Joris Verdin The organ: fit for expression?
Het ORGEL 96 (2000), nr. 5, 15-23 [summary]

Dynamic and agogic aspects play a major role in 19th-century expression. In this article the first one of these is explored. Based on investigation of period literature we conclude that expressiveness, dynamics and the term ‘expression’ can not be separated, even are quite inseparable. The importance that is attributed to dynamics is not only documented in general publications about musical aesthetics (Lussy, Riemann), but also, and in the first place, in harmonium methods (Lickl, Lefébure-Wely, Mustel). This makes completely sense, as the harmonium is, among the keyboard-instruments, particularly suited to control the parameter volume. Several quotations from the above-mentioned literature show that there are general ‘rules’ with respect to the dynamic curve of a musical sentence (the up- and downwards movement of crescendo and diminuendo), and that individual musicians, on the other hand, differ from each other, so each of them can individualize his playing.
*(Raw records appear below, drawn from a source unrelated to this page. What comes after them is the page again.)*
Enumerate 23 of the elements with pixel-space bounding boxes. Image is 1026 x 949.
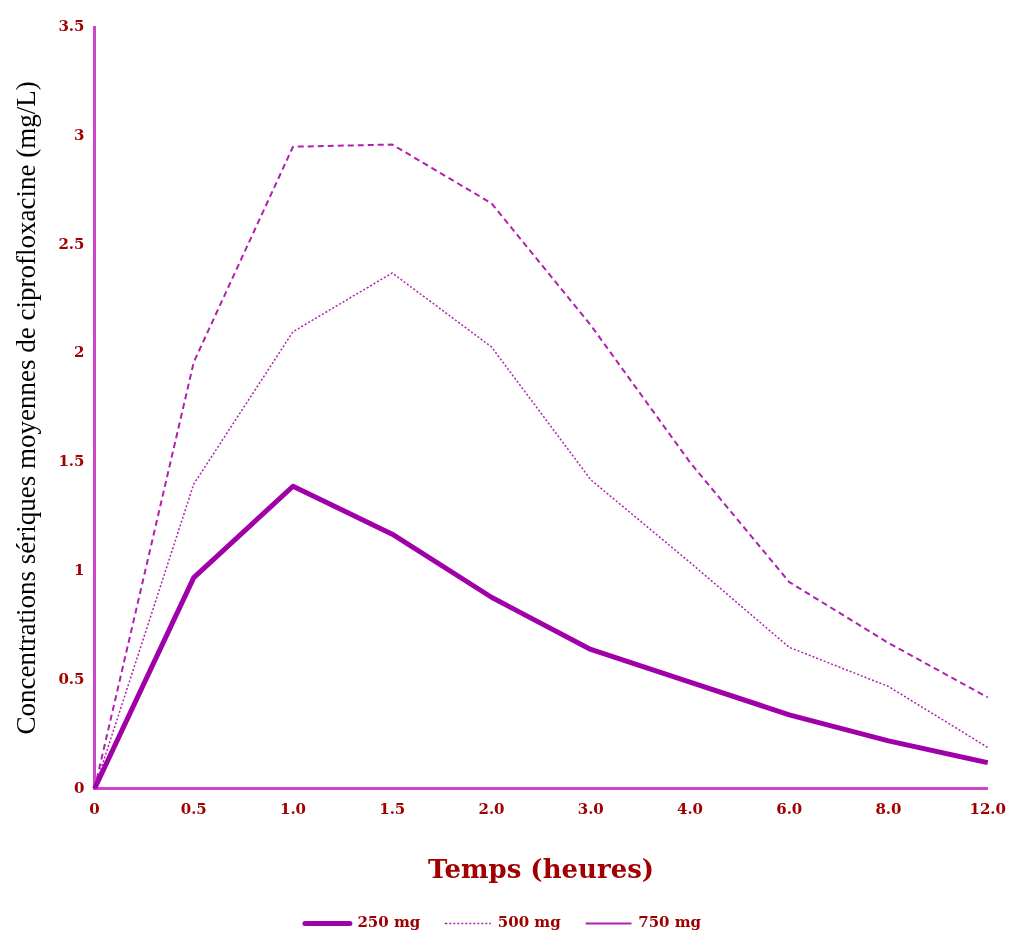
y-tick-label: 3.5 [58,16,85,35]
x-tick-label: 0.5 [180,799,207,818]
y-tick-label: 0.5 [58,669,85,688]
x-tick-label: 1.0 [279,799,307,818]
y-tick-label: 3 [74,125,85,144]
y-tick-label: 1 [74,561,85,580]
x-tick-label: 1.5 [379,799,406,818]
x-tick-label: 12.0 [969,799,1007,818]
x-tick-label: 2.0 [478,799,505,818]
x-tick-label: 8.0 [875,799,902,818]
y-axis-title: Concentrations sériques moyennes de ciprofloxacine (mg/L) [11,81,42,735]
y-tick-label: 2.5 [58,234,85,253]
y-tick-label: 1.5 [58,452,85,471]
legend-label: 250 mg [357,913,421,932]
legend-label: 500 mg [497,913,562,932]
y-tick-label: 0 [74,778,85,797]
x-tick-label: 3.0 [577,799,604,818]
x-tick-label: 0 [89,799,100,818]
x-axis-title: Temps (heures) [428,854,655,885]
x-tick-label: 6.0 [776,799,803,818]
y-tick-label: 2 [74,343,85,362]
x-tick-label: 4.0 [676,799,704,818]
legend-label: 750 mg [638,913,702,932]
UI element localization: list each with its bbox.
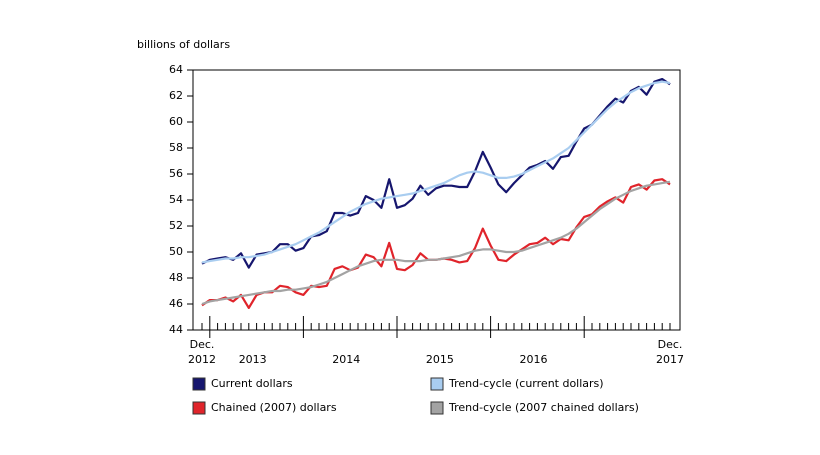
y-tick-label: 62 bbox=[169, 89, 183, 102]
y-tick-label: 54 bbox=[169, 193, 183, 206]
series-line bbox=[201, 180, 671, 306]
y-tick-label: 56 bbox=[169, 167, 183, 180]
y-tick-label: 52 bbox=[169, 219, 183, 232]
year-label: 2013 bbox=[238, 353, 267, 366]
series-line bbox=[201, 78, 671, 269]
y-tick-label: 60 bbox=[169, 115, 183, 128]
legend-swatch bbox=[430, 401, 444, 415]
x-tick-label: Dec. 2012 bbox=[188, 338, 216, 366]
y-axis-label: billions of dollars bbox=[137, 38, 230, 51]
legend-label: Trend-cycle (current dollars) bbox=[448, 377, 604, 390]
y-tick-label: 64 bbox=[169, 63, 183, 76]
year-label: 2015 bbox=[425, 353, 454, 366]
year-label: 2014 bbox=[332, 353, 361, 366]
y-tick-label: 58 bbox=[169, 141, 183, 154]
y-tick-label: 46 bbox=[169, 297, 183, 310]
legend-swatch bbox=[192, 401, 206, 415]
series-line bbox=[201, 178, 671, 309]
legend-label: Chained (2007) dollars bbox=[211, 401, 337, 414]
y-tick-label: 48 bbox=[169, 271, 183, 284]
legend-label: Trend-cycle (2007 chained dollars) bbox=[448, 401, 639, 414]
y-tick-label: 50 bbox=[169, 245, 183, 258]
y-tick-label: 44 bbox=[169, 323, 183, 336]
series-line bbox=[201, 80, 671, 264]
legend-swatch bbox=[430, 377, 444, 391]
x-tick-label: Dec. 2017 bbox=[656, 338, 684, 366]
legend-swatch bbox=[192, 377, 206, 391]
legend-label: Current dollars bbox=[211, 377, 293, 390]
year-label: 2016 bbox=[519, 353, 548, 366]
With regard to the organ we conclude that Charles-Marie Widor represents a school with another point of view: the nature of the instrument, it’s location and it’s repertoire demand a less flexible, more objective kind of expression, which is described by Widor as ‘architecture’. Sigfrid Karg-Elert develops the notion of expression into an idea of transcendent art, in which controlling of dynamics is regarded as the most important individual means of expression.